Windhoek-The case of the doctor whose money was seized by the State will be heard on an urgent basis.
Livingstone David Mugimu, a Ugandan-born doctor based in the north had filled an urgent application seeking the return of N$21 million that was seized by the state for alleged tax evasion.
Last week Windhoek high court judge Hosea Angula gave an order that the doctor’s case qualified to be heard on an urgent basis and may not fall in the line of cases already on the court roll.
However, Judge Angula dismissed an application by the doctor for interim relief that will stop the State from further seizing the doctor’s money pending finalisation of his case.
In the application, Mugimu said as a result of the seizure he was unable to stock up critical expensive medication needed by his patients and furthermore is unable to pay the salaries of his five employees.
The Minister of Finance gave directives that any money that may come into any of Mugimu’s accounts was to be seized with immediate effect, after the doctor started to withdraw large sums from his accounts after being notified that an audit would be done on his finances.
Apart from the N$21 million seized, further deductions were made by the State from Mugimu’s account.

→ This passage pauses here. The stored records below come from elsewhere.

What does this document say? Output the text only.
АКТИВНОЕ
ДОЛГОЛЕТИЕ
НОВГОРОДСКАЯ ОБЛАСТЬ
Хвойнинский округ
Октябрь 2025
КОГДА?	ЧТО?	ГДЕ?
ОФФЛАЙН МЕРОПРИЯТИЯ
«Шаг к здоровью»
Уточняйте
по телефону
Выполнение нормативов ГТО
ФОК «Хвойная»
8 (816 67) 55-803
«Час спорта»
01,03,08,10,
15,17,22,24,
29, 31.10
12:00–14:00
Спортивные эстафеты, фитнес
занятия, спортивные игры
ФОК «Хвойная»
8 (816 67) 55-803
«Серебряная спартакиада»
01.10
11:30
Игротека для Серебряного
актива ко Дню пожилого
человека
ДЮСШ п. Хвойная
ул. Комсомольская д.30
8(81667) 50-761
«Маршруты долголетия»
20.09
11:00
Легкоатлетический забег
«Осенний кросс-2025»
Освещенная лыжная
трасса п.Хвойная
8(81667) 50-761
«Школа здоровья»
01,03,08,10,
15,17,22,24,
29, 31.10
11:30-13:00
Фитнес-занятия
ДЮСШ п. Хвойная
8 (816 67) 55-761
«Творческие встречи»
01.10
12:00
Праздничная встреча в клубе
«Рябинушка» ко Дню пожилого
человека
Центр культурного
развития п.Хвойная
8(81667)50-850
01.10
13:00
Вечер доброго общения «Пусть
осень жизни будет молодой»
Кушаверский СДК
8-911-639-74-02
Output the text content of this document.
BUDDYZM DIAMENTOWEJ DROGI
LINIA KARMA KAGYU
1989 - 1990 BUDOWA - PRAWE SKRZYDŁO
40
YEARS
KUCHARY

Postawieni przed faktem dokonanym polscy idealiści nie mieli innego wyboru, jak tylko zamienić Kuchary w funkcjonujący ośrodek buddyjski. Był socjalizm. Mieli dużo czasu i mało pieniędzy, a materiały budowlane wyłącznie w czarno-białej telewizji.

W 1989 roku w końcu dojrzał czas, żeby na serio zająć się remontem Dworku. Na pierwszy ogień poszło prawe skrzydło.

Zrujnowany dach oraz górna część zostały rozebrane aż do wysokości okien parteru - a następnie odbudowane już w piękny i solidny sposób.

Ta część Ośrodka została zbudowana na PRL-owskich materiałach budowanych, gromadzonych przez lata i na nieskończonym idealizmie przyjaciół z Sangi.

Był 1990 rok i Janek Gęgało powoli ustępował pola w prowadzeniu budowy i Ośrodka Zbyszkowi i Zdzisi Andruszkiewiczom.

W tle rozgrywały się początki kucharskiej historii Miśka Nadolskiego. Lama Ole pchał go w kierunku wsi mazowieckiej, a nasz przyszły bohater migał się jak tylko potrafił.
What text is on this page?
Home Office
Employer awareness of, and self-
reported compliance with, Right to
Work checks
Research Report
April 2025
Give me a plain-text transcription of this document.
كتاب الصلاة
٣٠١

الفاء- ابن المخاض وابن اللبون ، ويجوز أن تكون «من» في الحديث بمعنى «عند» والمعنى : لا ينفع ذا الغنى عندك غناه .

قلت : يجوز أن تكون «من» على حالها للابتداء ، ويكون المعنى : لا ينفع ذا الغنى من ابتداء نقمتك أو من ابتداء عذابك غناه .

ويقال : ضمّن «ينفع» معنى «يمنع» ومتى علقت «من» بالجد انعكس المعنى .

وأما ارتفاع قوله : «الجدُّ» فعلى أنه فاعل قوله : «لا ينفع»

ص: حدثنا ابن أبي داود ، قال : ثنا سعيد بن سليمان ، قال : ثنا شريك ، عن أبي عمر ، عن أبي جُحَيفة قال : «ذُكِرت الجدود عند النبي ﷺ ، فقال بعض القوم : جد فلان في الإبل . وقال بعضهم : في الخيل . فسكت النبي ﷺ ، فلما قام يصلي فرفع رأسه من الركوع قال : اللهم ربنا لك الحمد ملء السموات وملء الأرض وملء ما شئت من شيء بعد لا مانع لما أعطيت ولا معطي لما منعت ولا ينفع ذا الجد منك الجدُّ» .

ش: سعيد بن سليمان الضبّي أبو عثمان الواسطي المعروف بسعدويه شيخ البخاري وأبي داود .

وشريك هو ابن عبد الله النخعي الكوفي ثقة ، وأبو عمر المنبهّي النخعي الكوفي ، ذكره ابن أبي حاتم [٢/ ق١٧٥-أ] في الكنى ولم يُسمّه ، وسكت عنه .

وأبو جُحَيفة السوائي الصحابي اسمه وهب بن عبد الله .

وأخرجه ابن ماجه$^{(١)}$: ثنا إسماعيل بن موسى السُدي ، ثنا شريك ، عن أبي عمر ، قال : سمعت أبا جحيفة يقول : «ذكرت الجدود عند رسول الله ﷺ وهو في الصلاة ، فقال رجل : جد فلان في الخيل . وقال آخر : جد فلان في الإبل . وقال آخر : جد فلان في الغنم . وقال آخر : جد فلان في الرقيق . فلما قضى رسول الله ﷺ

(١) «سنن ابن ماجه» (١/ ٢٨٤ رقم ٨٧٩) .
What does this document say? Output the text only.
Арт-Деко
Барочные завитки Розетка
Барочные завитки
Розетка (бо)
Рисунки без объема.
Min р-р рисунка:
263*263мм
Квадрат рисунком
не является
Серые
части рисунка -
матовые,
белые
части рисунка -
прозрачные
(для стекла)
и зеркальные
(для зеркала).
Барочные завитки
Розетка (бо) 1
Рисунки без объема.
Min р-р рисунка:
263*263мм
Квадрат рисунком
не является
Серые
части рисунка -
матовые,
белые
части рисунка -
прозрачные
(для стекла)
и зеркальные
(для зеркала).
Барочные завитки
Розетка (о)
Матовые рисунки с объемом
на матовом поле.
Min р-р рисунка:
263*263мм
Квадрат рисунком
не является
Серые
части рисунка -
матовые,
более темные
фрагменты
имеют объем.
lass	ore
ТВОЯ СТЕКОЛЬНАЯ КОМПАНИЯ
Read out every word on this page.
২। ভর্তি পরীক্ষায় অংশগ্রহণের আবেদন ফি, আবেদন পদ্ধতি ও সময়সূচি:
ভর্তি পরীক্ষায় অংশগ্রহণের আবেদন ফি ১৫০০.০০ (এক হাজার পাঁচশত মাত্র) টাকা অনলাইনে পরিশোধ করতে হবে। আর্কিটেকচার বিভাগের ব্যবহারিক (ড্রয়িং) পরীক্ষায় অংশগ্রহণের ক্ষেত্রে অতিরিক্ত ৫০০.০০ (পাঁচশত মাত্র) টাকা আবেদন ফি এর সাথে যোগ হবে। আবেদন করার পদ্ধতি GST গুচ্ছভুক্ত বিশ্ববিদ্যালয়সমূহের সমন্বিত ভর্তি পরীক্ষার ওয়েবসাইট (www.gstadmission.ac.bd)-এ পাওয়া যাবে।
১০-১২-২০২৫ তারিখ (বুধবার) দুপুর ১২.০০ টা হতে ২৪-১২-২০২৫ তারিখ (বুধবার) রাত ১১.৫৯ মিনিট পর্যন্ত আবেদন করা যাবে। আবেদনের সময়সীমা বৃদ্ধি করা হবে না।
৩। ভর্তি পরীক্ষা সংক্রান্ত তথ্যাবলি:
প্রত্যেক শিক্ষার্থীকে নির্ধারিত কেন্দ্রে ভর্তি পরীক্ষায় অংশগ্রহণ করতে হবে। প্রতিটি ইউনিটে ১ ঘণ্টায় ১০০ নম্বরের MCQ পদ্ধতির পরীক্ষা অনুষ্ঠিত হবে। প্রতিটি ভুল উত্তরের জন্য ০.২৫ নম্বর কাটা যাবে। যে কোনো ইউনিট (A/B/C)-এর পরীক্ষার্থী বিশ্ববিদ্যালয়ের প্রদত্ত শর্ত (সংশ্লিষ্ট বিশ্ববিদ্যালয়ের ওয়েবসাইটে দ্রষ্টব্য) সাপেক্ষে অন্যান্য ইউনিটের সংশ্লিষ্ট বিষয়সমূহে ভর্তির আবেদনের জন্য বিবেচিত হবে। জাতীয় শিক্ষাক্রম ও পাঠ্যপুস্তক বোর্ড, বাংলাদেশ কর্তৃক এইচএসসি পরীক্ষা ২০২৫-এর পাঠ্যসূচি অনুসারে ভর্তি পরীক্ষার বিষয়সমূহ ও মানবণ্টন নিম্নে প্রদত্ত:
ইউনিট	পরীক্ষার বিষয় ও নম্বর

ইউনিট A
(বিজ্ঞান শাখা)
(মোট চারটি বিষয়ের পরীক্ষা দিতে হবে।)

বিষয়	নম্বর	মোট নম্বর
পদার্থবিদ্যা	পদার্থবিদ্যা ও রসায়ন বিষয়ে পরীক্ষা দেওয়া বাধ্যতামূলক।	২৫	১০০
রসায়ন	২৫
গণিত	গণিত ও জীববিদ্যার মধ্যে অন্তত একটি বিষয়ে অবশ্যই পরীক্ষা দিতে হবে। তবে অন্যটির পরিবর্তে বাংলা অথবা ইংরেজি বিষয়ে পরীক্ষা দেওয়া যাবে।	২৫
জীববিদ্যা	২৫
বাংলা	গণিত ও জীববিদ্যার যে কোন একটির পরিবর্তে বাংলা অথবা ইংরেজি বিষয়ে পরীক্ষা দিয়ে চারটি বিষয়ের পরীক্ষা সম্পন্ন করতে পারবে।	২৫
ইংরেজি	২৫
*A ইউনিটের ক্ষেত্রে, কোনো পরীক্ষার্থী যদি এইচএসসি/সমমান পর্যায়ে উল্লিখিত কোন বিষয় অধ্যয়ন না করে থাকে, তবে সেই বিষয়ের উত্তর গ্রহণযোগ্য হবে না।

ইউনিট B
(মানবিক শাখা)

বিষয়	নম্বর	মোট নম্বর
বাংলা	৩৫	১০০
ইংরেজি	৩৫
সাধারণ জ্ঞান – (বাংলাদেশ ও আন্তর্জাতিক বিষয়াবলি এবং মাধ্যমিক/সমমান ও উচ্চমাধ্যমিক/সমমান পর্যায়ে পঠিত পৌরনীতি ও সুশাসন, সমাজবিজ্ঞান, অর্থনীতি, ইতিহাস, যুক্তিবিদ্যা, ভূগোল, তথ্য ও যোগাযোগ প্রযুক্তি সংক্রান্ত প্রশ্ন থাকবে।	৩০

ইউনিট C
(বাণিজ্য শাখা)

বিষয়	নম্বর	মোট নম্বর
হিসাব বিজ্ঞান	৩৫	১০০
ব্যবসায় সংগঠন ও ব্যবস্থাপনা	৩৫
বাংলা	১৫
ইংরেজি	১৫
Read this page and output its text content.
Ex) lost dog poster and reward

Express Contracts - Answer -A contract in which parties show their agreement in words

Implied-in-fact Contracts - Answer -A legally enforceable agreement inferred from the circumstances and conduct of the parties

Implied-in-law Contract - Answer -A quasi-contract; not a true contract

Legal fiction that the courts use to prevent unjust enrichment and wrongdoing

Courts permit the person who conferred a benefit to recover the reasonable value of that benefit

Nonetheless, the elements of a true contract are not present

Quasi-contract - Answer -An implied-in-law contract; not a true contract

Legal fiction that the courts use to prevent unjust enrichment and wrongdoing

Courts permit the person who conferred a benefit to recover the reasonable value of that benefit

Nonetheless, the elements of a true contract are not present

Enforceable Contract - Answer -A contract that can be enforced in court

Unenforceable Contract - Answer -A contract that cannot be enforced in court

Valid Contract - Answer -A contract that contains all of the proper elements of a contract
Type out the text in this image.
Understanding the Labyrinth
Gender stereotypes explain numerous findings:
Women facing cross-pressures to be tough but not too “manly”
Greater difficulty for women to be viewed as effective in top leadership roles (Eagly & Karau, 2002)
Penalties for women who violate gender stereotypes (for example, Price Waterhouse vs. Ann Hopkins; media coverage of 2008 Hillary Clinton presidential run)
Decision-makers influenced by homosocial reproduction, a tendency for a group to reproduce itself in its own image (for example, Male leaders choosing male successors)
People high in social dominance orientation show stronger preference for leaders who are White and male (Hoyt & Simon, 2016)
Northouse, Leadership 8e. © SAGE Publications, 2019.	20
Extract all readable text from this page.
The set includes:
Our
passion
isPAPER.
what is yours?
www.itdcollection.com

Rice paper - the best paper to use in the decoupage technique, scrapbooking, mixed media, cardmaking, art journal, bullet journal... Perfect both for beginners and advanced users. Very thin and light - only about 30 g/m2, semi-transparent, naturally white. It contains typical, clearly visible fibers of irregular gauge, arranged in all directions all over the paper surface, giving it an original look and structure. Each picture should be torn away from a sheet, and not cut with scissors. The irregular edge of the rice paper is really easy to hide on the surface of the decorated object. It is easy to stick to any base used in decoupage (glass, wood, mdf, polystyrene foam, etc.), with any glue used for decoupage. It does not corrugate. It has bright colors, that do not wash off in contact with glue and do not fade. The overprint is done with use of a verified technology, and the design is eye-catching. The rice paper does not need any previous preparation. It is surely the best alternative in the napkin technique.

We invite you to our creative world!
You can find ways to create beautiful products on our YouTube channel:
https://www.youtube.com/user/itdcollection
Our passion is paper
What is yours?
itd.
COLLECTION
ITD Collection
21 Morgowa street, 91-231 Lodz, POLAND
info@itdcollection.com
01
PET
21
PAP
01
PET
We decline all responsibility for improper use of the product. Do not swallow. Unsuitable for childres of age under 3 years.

Following investigations into his income tax assessment, Mugimu was said to have defrauded the State of an amount of N$37.9 million in taxes for under-declaring his earnings between 2014 and 2016.
“For the tax year 2017, the applicant made revenue of N$21,481,707, but he has only paid 3 percent of his tax liability,” noted Justus Mwafongwe, the commissioner of inland-revenue.
The State has lodged that Mugimu violated and continues to violate the Income Tax Act, as he has been under-declaring his annual income for tax purposes for some time.
According to responding documents filed in the high court, Muzimu had claimed more than N$26 million from the Public Service Employees Medical Aid Scheme (PSEMAS) between the period July 2015 and December 2016.
However, his self-assessment showed a huge discrepancy after he had claimed that he only earned just over N$6 million in the years under review
Based on documents filed by the Ministry of Finance, Muzimu had been under-declaring his finances and was said to owe the State N$17.7 million in unpaid taxes, with an additional fine of N$17.7 and N$2.5 million in interest, leaving him a hefty bill of N$37.9 million in taxes to be paid.
Mugimu took the minister of finance, the commissioner of inland-revenue, Bank Windhoek Limited, the Bank of Namibia and the prosecutor general to court, arguing that the five had seized his money in an arbitrary and unlawful manner.